Last week, Washington State University news highlighted a new research project that could solve a high-tech waste problem while addressing the environmental challenge of stormwater run-off. WSU researchers have demonstrated the ability to strengthen permeable pavements by adding recycled carbon fiber composite materials.
As WSU explained, unlike impermeable pavement that is used for most roads and parking lots, pervious concrete allows rainwater to freely drain and seep into the ground. Because of increasing concerns about flooding in urban areas and requirements for controlling stormwater run-off, several cities have tried using the pervious concrete in parking lots and low-traffic streets. But because it is highly porous, it is not as durable as the traditional concrete that is used on major roads.
According to WSU, the recycling method, described in the March 2018 issue of the Journal of Materials in Civil Engineering, doesn’t require using much energy. Led by Karl Englund and Somayeh Nassiri, the researchers added carbon fiber composite scrap from Boeing to their concrete mix. They used mechanical milling to refine the composite pieces to create ideal sizes and shapes. The additional material greatly increased both the durability and strength of pervious concrete.
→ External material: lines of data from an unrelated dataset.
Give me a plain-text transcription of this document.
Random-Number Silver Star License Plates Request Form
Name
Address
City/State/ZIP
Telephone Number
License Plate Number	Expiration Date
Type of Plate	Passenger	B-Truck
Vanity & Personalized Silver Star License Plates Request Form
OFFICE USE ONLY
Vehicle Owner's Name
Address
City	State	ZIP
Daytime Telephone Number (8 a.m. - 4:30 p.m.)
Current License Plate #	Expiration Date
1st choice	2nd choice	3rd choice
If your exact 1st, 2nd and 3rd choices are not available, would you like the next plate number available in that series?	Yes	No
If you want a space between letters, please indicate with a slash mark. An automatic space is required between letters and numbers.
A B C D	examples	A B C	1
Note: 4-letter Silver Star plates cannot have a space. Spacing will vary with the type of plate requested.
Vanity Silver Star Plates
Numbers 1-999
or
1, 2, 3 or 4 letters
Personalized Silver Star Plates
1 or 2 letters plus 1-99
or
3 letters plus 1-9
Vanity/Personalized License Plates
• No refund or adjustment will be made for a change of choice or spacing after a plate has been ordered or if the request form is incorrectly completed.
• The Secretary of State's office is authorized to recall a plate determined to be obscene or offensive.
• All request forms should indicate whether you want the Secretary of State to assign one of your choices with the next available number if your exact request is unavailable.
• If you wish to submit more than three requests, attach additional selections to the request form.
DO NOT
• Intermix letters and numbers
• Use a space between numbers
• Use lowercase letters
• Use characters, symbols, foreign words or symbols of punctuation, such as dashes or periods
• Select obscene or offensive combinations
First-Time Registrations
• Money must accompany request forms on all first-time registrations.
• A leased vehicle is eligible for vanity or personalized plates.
The researchers used cost-effective milling techniques instead of heat to create a reinforcing element from the recycled CFRP. They maintained and made use of the original strength of the composites by keeping them in their cured composite form instead of trying to separate the fibers from the resin. The composite materials were dispersed throughout the pavement mix to provide uniform strength.
“You’re already taking waste — you can’t add a bunch of money to garbage and get a product,” said Englund. “The key is to minimize the energy and to keep costs down.”
While they have shown the material works at the laboratory scale, the researchers are beginning to conduct real-world tests on pavement applications. They are also working with industry to begin developing a supply chain.
“In the lab this works to increase permeable pavement’s durability and strength,” said Nassiri. “The next step is to find out how to make it mainstream and widespread.”